Are you a gadget geek? Did you spent hours in line just to preorder the new iPhone? When you misplace your Droid Incredible, does it feel like you’ve lost an appendage? Do you stare at your iPad screen more than you gaze into your significant others’ eyes?
Don’t worry, this isn’t an intervention.
Chances are if you’re reading this, you’re also way into music. And if you own one of the aforementioned devices, you probably also have few music apps. Pandora — a web-based broadcasting platform that lets you customize “stations” according to taste — is incredibly popular on mobile devices. Then there’s Slacker, which has a similar functionality. If you wanna choose your own tunes, there’s the subscription service Rhapsody, which give users access to a mind-boggling array of music that you can now listen to offline, thanks to a clever caching system that stores tunes on your device. (As long as you keep paying your monthly subscription, they’ll stay there.)
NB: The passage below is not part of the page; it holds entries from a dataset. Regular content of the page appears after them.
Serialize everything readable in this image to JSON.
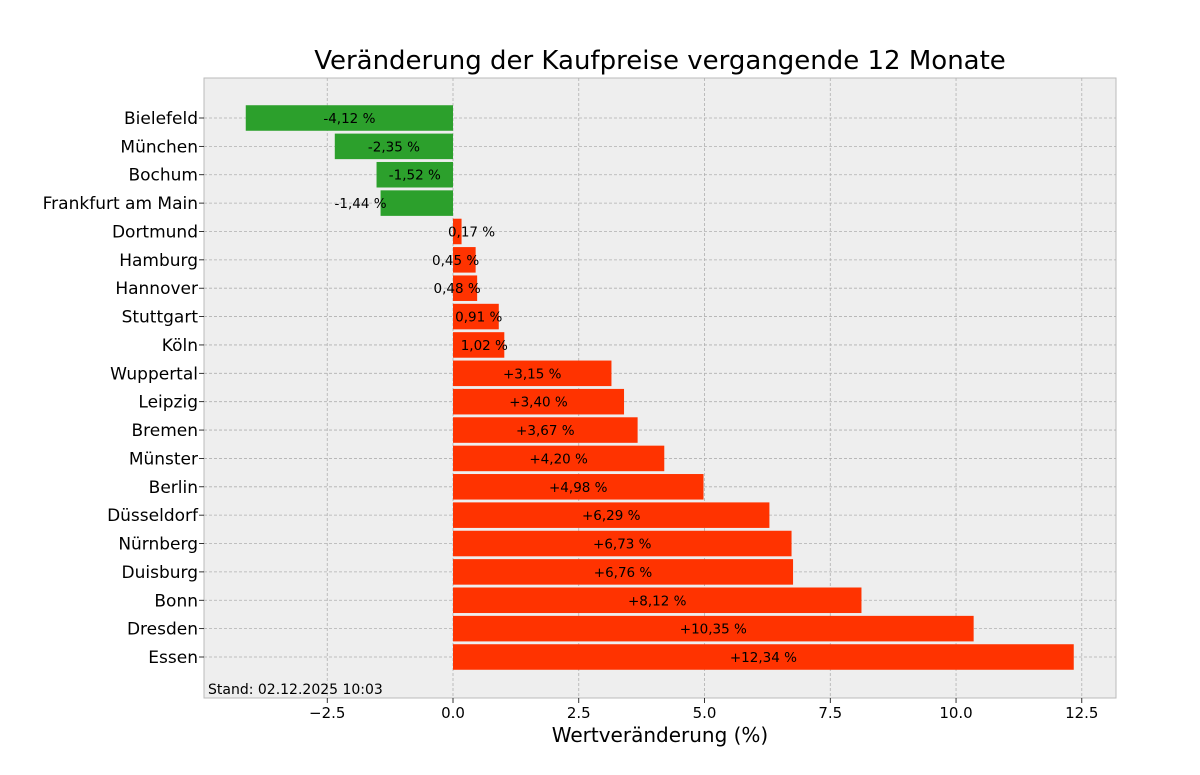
{
  "chart_data": {
    "type": "bar",
    "orientation": "horizontal",
    "title": "Veränderung der Kaufpreise vergangende 12 Monate",
    "xlabel": "Wertveränderung (%)",
    "ylabel": "",
    "xlim": [
      -4.95,
      13.18
    ],
    "xticks": [
      -2.5,
      0.0,
      2.5,
      5.0,
      7.5,
      10.0,
      12.5
    ],
    "xtick_labels": [
      "−2.5",
      "0.0",
      "2.5",
      "5.0",
      "7.5",
      "10.0",
      "12.5"
    ],
    "grid": true,
    "annotation": "Stand: 02.12.2025 10:03",
    "categories": [
      "Bielefeld",
      "München",
      "Bochum",
      "Frankfurt am Main",
      "Dortmund",
      "Hamburg",
      "Hannover",
      "Stuttgart",
      "Köln",
      "Wuppertal",
      "Leipzig",
      "Bremen",
      "Münster",
      "Berlin",
      "Düsseldorf",
      "Nürnberg",
      "Duisburg",
      "Bonn",
      "Dresden",
      "Essen"
    ],
    "values": [
      -4.12,
      -2.35,
      -1.52,
      -1.44,
      0.17,
      0.45,
      0.48,
      0.91,
      1.02,
      3.15,
      3.4,
      3.67,
      4.2,
      4.98,
      6.29,
      6.73,
      6.76,
      8.12,
      10.35,
      12.34
    ],
    "data_labels": [
      "-4,12 %",
      "-2,35 %",
      "-1,52 %",
      "-1,44 %",
      "0,17 %",
      "0,45 %",
      "0,48 %",
      "0,91 %",
      "1,02 %",
      "+3,15 %",
      "+3,40 %",
      "+3,67 %",
      "+4,20 %",
      "+4,98 %",
      "+6,29 %",
      "+6,73 %",
      "+6,76 %",
      "+8,12 %",
      "+10,35 %",
      "+12,34 %"
    ],
    "colors": {
      "negative": "#2ca02c",
      "positive": "#ff3300",
      "background": "#eeeeee",
      "grid": "#b0b0b0"
    }
  }
}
Musicians are benefitting from these new platforms, too. Independent and unafilliated artists can make their music available on many of these apps by signing up with an “aggregator” like TuneCore or Reverbnation, who will, for a relatively modest fee, populate these sites and services. (Pandora also accepts submissions from independent artists, but their process is a bit different.)
Could we be on the verge of a mobile music Renaissance? Might we even see more people accessing licensed content on platforms that pay creators? We’re always into that.
But let’s not get too excited just yet. Although the Pandora app is popular, mobile subscription apps have yet to take off. Of course, there aren’t that many of them, at least in the US. Actually, Rhapsody is the only one. MOG has reportedly submitted their mobile app to Apple, but there’s no word on whether its been approved. Ditto the recently-launched Rdio. And buzzed-about Spotify is still an overseas phenomenon.
But there’s another reason mobile music apps might not win the day: data networks.
If you’re an iPhone user, you’ve no doubt heard that AT&T — the exclusive carrier for the device — has put caps on user data consumption. This means no more “unlimited” offerings, unless you’re grandfathered in from an existing plan. Ditto for the iPad, which boasts the slickest media display since cave paintings. Kinda seems cruel to say you can only consume “this much” awesomeness on your drool-worthy device.
WIRED’s Eliot Van Buskirk talks about how data caps could affect the world of mobile music:
Paying $15 per month for wireless data provides just over seven hours of cloud-based music, even considering the highly compressed audio codecs used by mobile streaming services. It’s probably not enough for a single week of commuting — and that’s assuming that you do nothing else with your wireless data plan. Add video, magazines, web surfing, apps and e-mail to the mix, and the dream of accessing any song from anywhere remains exactly that, even with the more generous $30 per month plan…
…These data limits will have real effects on how we access music, video and other large data files from mobile devices, but they’re also about perception. It would feel irresponsible to fritter away one-seventh of your monthly data plan on a single hour of music, when it means you might not be able to check your e-mail in a couple of weeks. Even if you never actually run up against that limit, the very idea that it exists will prevent people from engaging in data-intensive, entertainment-oriented activities in the cloud.